Even if everything Cohen exposes is accurate, I would still argue that it doesn’t go deep enough to address the underlying problems. He encourages people to vote by presenting a frightening picture of the people who could be empowered by a Trump win, and he does so by painting Trump supporters with a broad brush that encourages fear, or even hatred. The movie, for all its points, comes up short when speaking about dialogue, analysis or understanding – this only furthers political polarization and does nothing to heal the wounds of a divided culture.
This made me think of an entirely different film: an actual documentary made by British filmmaker Deeyah Khan. In her White Right: Meeting The Enemy (available on TVO) she addresses the same ugly underside of American culture as Baron Cohen, but she instead decides to engage the white supremacists and alt-right leaders in conversation.

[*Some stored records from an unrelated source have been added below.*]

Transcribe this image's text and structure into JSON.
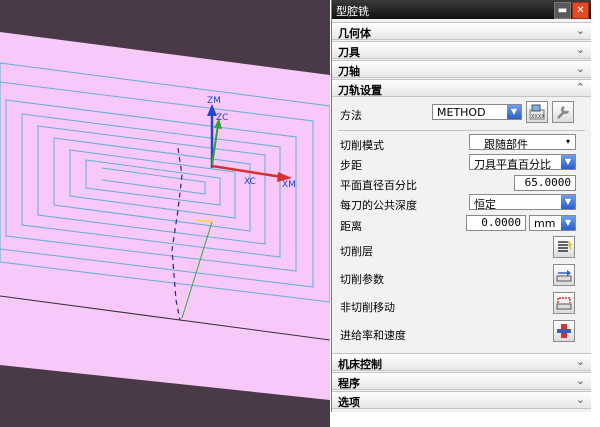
{
  "window": {
    "title": "型腔铣"
  },
  "viewport": {
    "labels": {
      "zm": "ZM",
      "zc": "ZC",
      "xc": "XC",
      "xm": "XM"
    },
    "colors": {
      "background": "#f8c8f8",
      "band": "#4a3a48",
      "toolpath": "#5fb0d8",
      "zaxis": "#2048c8",
      "xaxis": "#d83030",
      "zc_axis": "#30a030"
    }
  },
  "panel": {
    "sections_top": [
      {
        "label": "几何体",
        "state": "collapsed"
      },
      {
        "label": "刀具",
        "state": "collapsed"
      },
      {
        "label": "刀轴",
        "state": "collapsed"
      },
      {
        "label": "刀轨设置",
        "state": "expanded"
      }
    ],
    "toolpath_settings": {
      "method": {
        "label": "方法",
        "value": "METHOD"
      },
      "cut_pattern": {
        "label": "切削模式",
        "value": "跟随部件"
      },
      "stepover": {
        "label": "步距",
        "value": "刀具平直百分比"
      },
      "flat_diameter_percent": {
        "label": "平面直径百分比",
        "value": "65.0000"
      },
      "common_depth": {
        "label": "每刀的公共深度",
        "value": "恒定"
      },
      "distance": {
        "label": "距离",
        "value": "0.0000",
        "unit": "mm"
      },
      "cut_levels": {
        "label": "切削层"
      },
      "cut_params": {
        "label": "切削参数"
      },
      "non_cutting_moves": {
        "label": "非切削移动"
      },
      "feeds_speeds": {
        "label": "进给率和速度"
      }
    },
    "sections_bottom": [
      {
        "label": "机床控制",
        "state": "collapsed"
      },
      {
        "label": "程序",
        "state": "collapsed"
      },
      {
        "label": "选项",
        "state": "collapsed"
      }
    ]
  },
  "icons": {
    "chevron_collapsed": "chevron-down",
    "chevron_expanded": "chevron-up",
    "dropdown": "triangle-down"
  }
}
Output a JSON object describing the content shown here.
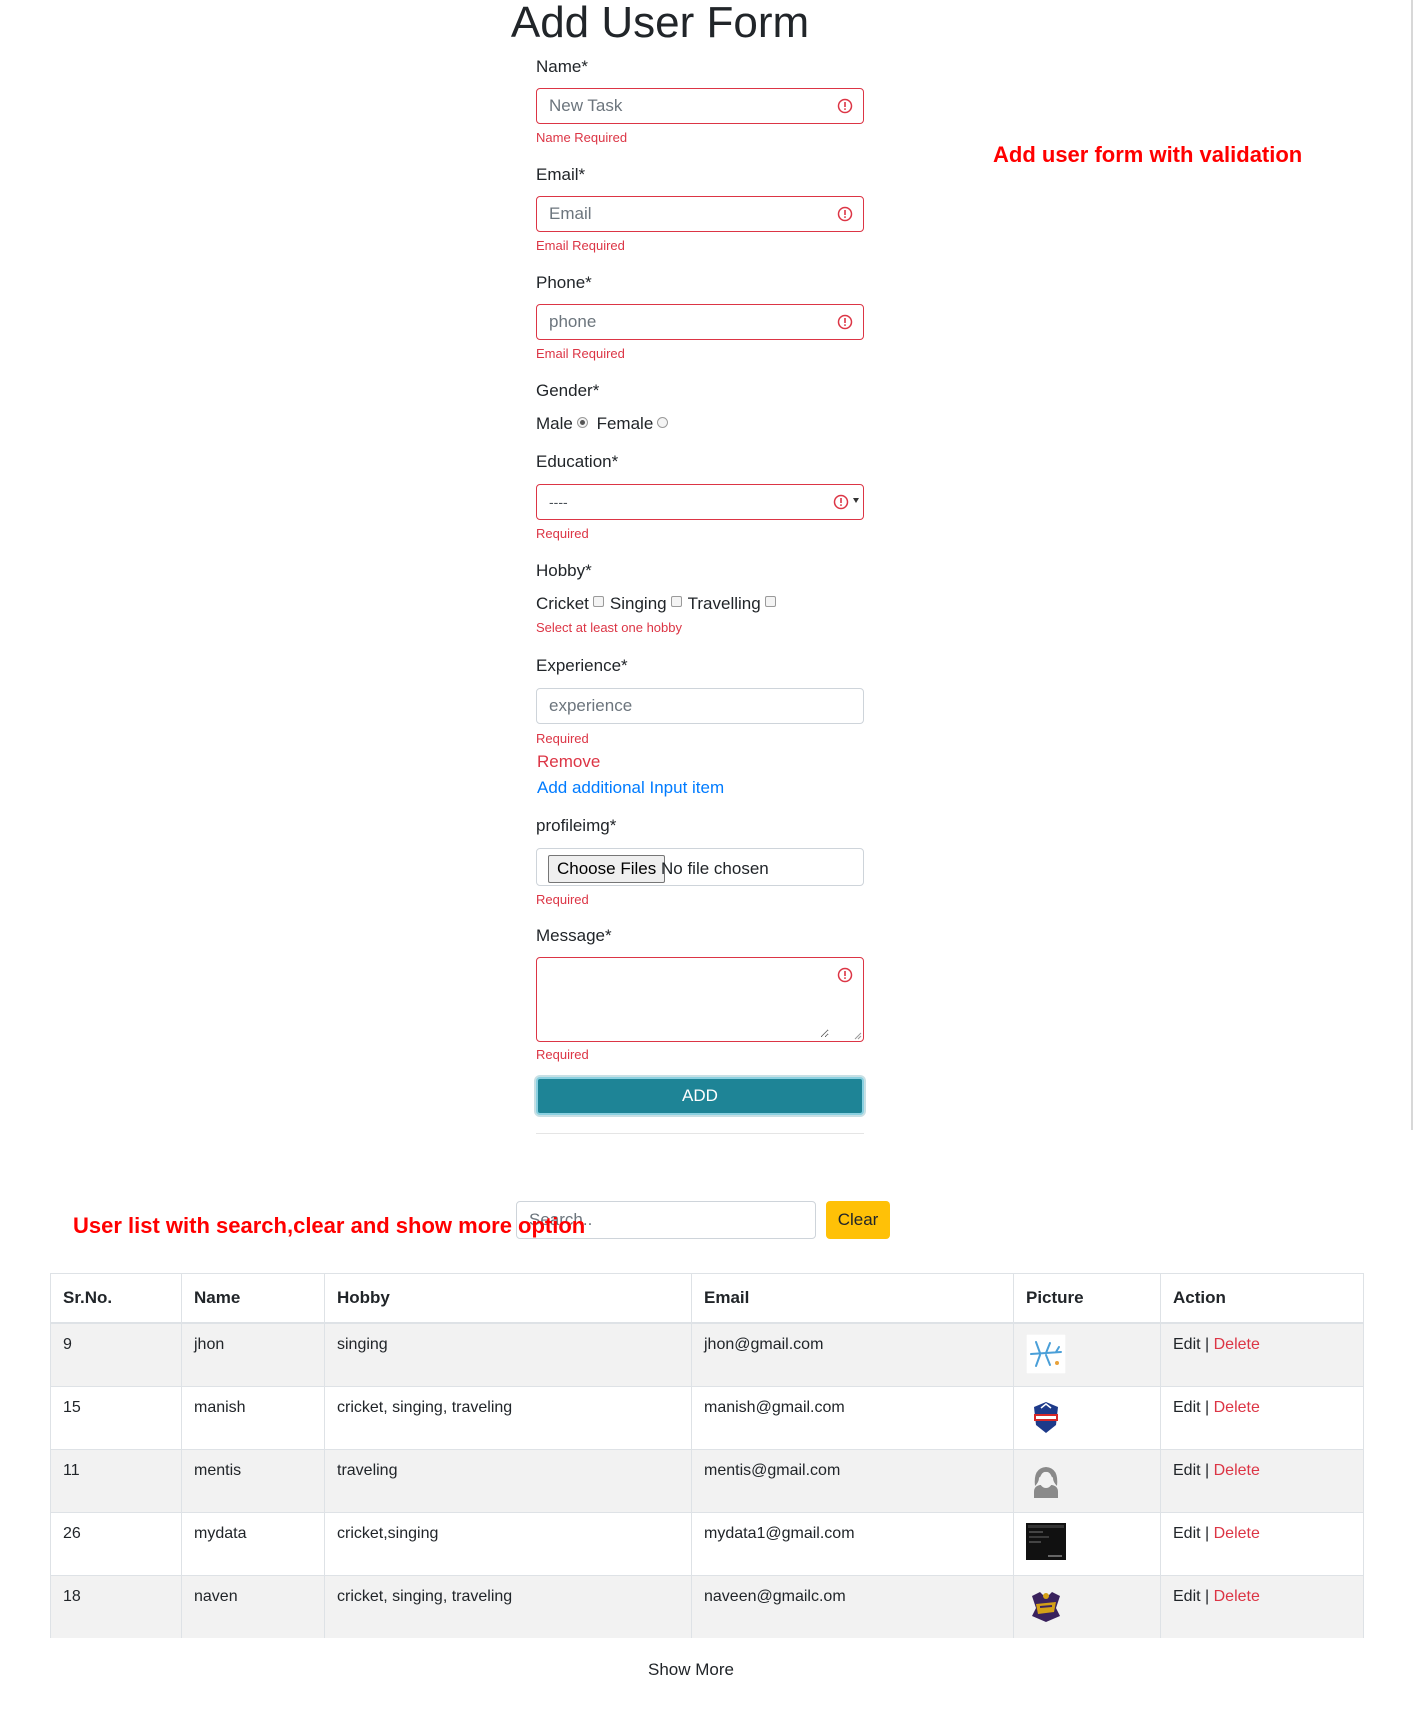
{
  "page": {
    "title": "Add User Form"
  },
  "notes": {
    "form_note": "Add user form with validation",
    "list_note": "User list with search,clear and show more option"
  },
  "colors": {
    "error": "#dc3545",
    "primary_button": "#1e8496",
    "clear_button": "#ffc107",
    "note": "#ff0000"
  },
  "form": {
    "name": {
      "label": "Name*",
      "placeholder": "New Task",
      "error": "Name Required"
    },
    "email": {
      "label": "Email*",
      "placeholder": "Email",
      "error": "Email Required"
    },
    "phone": {
      "label": "Phone*",
      "placeholder": "phone",
      "error": "Email Required"
    },
    "gender": {
      "label": "Gender*",
      "options": [
        "Male",
        "Female"
      ],
      "selected": "Male"
    },
    "education": {
      "label": "Education*",
      "selected": "----",
      "error": "Required"
    },
    "hobby": {
      "label": "Hobby*",
      "options": [
        "Cricket",
        "Singing",
        "Travelling"
      ],
      "error": "Select at least one hobby"
    },
    "experience": {
      "label": "Experience*",
      "placeholder": "experience",
      "error": "Required",
      "remove": "Remove",
      "add_more": "Add additional Input item"
    },
    "profileimg": {
      "label": "profileimg*",
      "button": "Choose Files",
      "status": "No file chosen",
      "error": "Required"
    },
    "message": {
      "label": "Message*",
      "error": "Required"
    },
    "submit": "ADD"
  },
  "list": {
    "search_placeholder": "Search..",
    "clear": "Clear",
    "columns": [
      "Sr.No.",
      "Name",
      "Hobby",
      "Email",
      "Picture",
      "Action"
    ],
    "rows": [
      {
        "sr": "9",
        "name": "jhon",
        "hobby": "singing",
        "email": "jhon@gmail.com",
        "picture": "airplane-icon"
      },
      {
        "sr": "15",
        "name": "manish",
        "hobby": "cricket, singing, traveling",
        "email": "manish@gmail.com",
        "picture": "delhi-capitals-logo"
      },
      {
        "sr": "11",
        "name": "mentis",
        "hobby": "traveling",
        "email": "mentis@gmail.com",
        "picture": "female-avatar-icon"
      },
      {
        "sr": "26",
        "name": "mydata",
        "hobby": "cricket,singing",
        "email": "mydata1@gmail.com",
        "picture": "screenshot-thumbnail"
      },
      {
        "sr": "18",
        "name": "naven",
        "hobby": "cricket, singing, traveling",
        "email": "naveen@gmailc.om",
        "picture": "knight-riders-logo"
      }
    ],
    "edit": "Edit",
    "separator": " | ",
    "delete": "Delete",
    "show_more": "Show More"
  }
}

The movie is harrowing. Khan visits neo-Nazis, observes Ku Klux Klan rallies, visits white supremacist training camps and attends the infamous Unite the Right march in Charlottesville, VA. Through it all she maintains connections with the movement’s leaders and followers and facilitates discussions where they lay out their thoughts on ethnic cleansing, white ethno states and more. She becomes a presence in their lives and listens to stories of economic downturn, fear and depression. The fact that she does this as a woman of colour brings authority to her project, and many of her correspondents describe her as the first racialized ‘friend’ they have ever had. Some of them start rethinking their positions as a result.